While the document addresses various goals for the building—such as the need to provide shelf space for 90,000 books, the need to manage all aspects of operating a high quality library geared to the College’s program of study, as well as the need to stay within a modest budget—it was understood that our principal goal was to provide study space to students. So significant was this goal that the committee made a commitment to provide seating for 50% of the undergraduate and graduate population, or 220 students. This is remarkable as a more typical seating goal for a library facility would be to provide seating for 10 to 15% of the student population.

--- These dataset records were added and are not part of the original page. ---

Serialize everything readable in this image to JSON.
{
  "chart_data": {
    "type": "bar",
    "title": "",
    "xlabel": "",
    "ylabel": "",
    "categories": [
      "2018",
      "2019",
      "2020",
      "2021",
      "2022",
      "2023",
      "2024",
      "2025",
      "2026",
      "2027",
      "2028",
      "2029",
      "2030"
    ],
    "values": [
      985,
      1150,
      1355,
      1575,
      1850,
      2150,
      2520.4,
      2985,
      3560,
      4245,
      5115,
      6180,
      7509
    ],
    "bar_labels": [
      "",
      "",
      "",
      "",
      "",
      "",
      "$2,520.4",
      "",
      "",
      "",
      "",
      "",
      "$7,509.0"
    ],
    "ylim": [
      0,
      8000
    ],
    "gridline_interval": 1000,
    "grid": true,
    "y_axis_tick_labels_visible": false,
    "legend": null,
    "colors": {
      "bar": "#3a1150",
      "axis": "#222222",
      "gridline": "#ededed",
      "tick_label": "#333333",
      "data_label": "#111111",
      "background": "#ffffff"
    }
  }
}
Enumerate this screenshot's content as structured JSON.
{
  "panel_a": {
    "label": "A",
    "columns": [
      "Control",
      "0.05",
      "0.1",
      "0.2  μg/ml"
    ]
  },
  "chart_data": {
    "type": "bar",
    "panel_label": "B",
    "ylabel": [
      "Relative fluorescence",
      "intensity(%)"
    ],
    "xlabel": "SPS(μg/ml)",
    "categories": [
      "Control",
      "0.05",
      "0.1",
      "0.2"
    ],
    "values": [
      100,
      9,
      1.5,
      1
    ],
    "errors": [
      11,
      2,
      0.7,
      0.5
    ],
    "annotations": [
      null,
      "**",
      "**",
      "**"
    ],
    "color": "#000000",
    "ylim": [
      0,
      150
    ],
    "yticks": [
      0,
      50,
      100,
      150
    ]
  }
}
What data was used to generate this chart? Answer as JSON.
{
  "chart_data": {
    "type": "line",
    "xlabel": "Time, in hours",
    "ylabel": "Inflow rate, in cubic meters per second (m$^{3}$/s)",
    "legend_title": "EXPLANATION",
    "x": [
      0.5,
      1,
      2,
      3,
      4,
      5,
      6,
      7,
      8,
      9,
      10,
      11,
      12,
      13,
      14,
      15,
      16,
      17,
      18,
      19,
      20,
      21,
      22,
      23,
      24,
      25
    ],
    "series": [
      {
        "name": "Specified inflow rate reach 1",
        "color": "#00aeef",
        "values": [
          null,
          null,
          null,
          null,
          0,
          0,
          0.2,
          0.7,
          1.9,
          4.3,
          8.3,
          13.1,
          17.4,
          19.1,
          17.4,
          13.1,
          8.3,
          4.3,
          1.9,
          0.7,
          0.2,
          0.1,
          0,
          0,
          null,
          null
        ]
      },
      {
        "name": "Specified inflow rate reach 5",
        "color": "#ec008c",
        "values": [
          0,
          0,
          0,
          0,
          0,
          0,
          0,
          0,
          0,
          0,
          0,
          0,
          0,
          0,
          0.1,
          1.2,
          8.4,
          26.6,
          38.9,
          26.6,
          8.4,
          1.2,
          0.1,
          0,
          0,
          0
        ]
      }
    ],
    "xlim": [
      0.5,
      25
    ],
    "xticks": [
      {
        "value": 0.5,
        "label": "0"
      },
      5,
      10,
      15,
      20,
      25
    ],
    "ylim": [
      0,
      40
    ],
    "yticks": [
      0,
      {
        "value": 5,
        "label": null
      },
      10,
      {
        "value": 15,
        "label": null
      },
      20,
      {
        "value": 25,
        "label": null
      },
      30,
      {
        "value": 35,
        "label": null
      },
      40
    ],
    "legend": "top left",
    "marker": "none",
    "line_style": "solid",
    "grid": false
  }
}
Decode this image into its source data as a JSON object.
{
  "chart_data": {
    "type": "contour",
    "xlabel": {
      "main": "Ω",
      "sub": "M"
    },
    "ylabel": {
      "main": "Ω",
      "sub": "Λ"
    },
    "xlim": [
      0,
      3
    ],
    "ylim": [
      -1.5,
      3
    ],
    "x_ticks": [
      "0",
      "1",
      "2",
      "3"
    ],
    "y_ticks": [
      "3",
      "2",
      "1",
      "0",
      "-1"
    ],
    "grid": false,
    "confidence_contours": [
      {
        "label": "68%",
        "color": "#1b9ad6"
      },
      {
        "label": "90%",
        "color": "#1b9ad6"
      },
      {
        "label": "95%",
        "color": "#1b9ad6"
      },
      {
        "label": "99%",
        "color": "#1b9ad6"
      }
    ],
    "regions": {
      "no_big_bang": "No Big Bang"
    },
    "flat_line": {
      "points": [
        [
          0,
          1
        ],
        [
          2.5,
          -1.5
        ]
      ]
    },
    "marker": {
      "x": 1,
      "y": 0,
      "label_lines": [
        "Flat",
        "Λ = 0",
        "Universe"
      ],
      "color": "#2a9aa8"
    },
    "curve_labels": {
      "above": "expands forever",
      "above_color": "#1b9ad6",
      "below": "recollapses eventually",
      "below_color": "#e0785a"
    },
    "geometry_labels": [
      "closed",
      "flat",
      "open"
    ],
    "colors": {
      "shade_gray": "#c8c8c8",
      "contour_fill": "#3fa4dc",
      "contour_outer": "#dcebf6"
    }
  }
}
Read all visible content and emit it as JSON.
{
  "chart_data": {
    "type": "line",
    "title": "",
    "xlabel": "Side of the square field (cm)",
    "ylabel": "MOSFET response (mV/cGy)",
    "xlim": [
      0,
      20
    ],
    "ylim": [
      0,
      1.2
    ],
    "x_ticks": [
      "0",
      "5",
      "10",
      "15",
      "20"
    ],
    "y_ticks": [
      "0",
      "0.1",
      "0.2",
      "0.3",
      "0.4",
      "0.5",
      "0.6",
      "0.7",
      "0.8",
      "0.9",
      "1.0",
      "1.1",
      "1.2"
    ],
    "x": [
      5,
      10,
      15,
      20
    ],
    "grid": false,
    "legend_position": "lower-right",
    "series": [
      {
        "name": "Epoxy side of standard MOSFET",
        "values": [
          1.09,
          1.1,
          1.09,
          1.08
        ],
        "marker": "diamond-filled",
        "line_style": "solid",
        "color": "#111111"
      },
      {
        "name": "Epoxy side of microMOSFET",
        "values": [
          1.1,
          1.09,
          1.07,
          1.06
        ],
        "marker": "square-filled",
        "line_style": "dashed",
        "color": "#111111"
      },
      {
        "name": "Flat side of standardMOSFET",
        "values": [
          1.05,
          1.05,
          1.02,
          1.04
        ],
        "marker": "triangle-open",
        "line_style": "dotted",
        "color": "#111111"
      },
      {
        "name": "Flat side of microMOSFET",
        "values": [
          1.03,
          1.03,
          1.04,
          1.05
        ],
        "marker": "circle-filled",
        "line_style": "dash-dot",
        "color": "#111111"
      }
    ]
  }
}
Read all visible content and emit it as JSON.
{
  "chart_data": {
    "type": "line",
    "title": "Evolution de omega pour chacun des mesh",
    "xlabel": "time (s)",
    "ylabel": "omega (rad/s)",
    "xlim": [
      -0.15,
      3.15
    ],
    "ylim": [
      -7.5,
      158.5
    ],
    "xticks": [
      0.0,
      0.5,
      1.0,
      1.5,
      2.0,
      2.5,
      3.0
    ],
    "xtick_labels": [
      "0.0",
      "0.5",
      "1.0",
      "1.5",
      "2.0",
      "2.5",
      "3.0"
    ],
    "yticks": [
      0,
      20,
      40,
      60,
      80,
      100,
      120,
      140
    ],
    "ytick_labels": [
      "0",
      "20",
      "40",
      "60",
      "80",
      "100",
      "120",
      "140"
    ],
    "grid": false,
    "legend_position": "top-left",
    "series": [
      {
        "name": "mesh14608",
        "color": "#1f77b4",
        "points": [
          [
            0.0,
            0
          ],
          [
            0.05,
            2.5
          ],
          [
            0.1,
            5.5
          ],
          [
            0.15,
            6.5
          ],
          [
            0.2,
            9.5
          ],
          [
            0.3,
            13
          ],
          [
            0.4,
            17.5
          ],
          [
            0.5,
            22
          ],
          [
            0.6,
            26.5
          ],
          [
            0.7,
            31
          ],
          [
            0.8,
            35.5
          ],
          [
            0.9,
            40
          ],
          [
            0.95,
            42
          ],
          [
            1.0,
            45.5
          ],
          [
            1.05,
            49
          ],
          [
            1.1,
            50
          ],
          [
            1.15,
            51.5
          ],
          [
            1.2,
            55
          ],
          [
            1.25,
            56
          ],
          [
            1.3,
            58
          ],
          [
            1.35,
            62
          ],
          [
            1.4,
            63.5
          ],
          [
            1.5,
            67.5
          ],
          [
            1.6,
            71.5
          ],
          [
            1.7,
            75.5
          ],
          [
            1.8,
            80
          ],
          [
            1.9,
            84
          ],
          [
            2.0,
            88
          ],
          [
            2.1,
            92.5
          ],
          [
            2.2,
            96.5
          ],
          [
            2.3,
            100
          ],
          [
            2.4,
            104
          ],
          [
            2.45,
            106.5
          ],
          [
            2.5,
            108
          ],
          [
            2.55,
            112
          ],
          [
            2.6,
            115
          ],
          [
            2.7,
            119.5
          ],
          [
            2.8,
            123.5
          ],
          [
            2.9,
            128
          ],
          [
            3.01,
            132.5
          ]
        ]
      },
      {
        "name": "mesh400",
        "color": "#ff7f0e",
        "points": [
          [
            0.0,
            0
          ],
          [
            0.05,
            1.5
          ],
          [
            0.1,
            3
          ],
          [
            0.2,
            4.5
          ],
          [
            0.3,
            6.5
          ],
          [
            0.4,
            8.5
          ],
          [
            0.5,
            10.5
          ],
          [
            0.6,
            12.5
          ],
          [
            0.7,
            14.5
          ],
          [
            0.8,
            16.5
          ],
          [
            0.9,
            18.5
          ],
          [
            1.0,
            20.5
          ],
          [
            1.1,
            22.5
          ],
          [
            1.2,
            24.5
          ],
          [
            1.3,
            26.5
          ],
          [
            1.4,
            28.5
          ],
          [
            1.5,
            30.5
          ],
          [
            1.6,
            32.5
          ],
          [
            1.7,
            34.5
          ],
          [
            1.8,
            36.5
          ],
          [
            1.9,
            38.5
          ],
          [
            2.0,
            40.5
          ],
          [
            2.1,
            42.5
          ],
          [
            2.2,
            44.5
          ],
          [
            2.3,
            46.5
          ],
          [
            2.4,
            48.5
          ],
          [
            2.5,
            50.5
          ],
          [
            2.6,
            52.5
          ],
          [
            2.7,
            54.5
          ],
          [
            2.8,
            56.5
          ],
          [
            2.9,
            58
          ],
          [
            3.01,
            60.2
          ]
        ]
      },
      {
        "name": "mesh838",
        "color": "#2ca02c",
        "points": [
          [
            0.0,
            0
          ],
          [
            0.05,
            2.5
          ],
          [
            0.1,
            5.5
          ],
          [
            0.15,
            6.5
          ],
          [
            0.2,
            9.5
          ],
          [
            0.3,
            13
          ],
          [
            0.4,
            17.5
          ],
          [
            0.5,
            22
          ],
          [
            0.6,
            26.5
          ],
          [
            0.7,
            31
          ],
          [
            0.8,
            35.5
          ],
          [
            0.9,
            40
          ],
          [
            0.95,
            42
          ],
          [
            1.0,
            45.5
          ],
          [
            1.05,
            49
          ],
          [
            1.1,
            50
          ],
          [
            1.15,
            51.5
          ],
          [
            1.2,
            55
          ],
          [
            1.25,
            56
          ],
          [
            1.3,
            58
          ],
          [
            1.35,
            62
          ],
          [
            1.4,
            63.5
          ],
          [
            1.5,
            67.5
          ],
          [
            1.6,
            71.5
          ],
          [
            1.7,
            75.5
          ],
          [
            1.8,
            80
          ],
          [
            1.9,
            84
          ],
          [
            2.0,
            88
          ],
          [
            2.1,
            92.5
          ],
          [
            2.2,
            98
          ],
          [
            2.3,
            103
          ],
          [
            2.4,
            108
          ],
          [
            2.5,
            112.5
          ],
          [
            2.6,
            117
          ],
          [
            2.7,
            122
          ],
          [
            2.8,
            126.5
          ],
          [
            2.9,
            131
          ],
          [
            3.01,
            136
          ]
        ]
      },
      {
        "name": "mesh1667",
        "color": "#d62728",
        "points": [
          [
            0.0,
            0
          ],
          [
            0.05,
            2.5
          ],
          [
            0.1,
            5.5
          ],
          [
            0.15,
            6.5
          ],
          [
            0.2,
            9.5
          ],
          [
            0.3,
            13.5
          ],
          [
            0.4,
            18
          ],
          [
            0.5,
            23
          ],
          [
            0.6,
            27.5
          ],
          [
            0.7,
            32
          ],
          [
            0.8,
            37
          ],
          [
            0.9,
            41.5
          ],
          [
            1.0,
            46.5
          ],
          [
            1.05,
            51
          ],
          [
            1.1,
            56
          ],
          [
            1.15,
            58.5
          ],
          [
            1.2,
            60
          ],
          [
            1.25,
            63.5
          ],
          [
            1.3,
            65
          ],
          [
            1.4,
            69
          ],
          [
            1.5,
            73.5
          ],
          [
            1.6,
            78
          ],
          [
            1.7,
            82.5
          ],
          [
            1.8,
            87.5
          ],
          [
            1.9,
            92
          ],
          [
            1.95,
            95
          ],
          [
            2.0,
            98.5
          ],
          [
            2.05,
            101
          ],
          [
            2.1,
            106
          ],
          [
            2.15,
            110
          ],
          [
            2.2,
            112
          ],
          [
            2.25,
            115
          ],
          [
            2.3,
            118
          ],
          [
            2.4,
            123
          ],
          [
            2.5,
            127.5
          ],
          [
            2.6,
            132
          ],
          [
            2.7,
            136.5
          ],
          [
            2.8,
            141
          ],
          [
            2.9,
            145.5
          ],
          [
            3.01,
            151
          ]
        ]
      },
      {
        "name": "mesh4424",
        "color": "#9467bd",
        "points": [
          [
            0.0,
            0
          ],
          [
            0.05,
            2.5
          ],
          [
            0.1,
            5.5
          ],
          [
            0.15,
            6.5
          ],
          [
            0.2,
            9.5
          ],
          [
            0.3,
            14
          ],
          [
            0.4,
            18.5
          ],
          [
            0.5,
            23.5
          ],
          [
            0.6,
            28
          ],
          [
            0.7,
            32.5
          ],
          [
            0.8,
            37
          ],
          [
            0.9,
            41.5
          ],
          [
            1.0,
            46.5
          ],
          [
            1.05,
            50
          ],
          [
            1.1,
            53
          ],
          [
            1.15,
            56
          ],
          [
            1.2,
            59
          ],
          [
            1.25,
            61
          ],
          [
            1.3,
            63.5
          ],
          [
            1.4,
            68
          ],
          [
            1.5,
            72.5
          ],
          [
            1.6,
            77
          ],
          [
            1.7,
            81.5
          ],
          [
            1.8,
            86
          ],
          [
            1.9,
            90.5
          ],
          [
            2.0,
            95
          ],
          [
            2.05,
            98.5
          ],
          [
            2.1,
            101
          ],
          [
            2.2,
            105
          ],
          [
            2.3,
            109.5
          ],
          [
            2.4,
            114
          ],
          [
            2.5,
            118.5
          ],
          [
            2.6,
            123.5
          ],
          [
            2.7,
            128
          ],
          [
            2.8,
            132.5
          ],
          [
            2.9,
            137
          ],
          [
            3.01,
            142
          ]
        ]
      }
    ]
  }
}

In addition to the library steering committee, a student library committee was given the task of finding out what kind of seating was desirable to students—carrels, study tables, upholstered furniture or some combination. The committee consisted of six students—Owen Lee, ’90, Kelly Koepke, ’90, Lee Whiting, ’89, Ron Kaplan, ’90, Sarah Maxwell, ’91, and Luke Warren, ’92—all of whom worked tirelessly in their effort to make students’ wishes influential on the design of the building. They prepared a questionnaire which was distributed to the entire student body, and then interviewed students personally. In addition to breaking down student preferences for seating, the committee was also able to learn of students’ most important wish—a quiet, safe, warm 24-hour study space….and it was decided that the building would provide two 24-hour study rooms.

By this time, more than twenty-five years had passed since Richard Weigle’s fateful first meeting with John and Faith Meem, back in February of 1961. John Meem had gone on to serve four terms on the College’s Board of Visitors and Governors, remaining a stalwart supporter of the College and the Santa Fe campus up until the time of his passing on August 4, 1983. Following John’s death, Faith herself was elected to the St. John’s Board in January 1984, and after her first term expired in 1986, she was elected for another three years.

A year later her son-in-law, John Wirth, a professor of Latin American studies at Stanford who had married the Meems’ daughter Nancy, was himself elected to the Board, and both he and Faith became actively involved in the new library project. When Faith passed away on March 23rd, 1989, at the age of 87, she had just attended a Board meeting on the Santa Fe campus the previous Saturday, and she had also been the person to make the final gift completing the funding of the new library, which she would just miss seeing finally come to fruition on the land she and John had donated for the campus nearly thirty years before.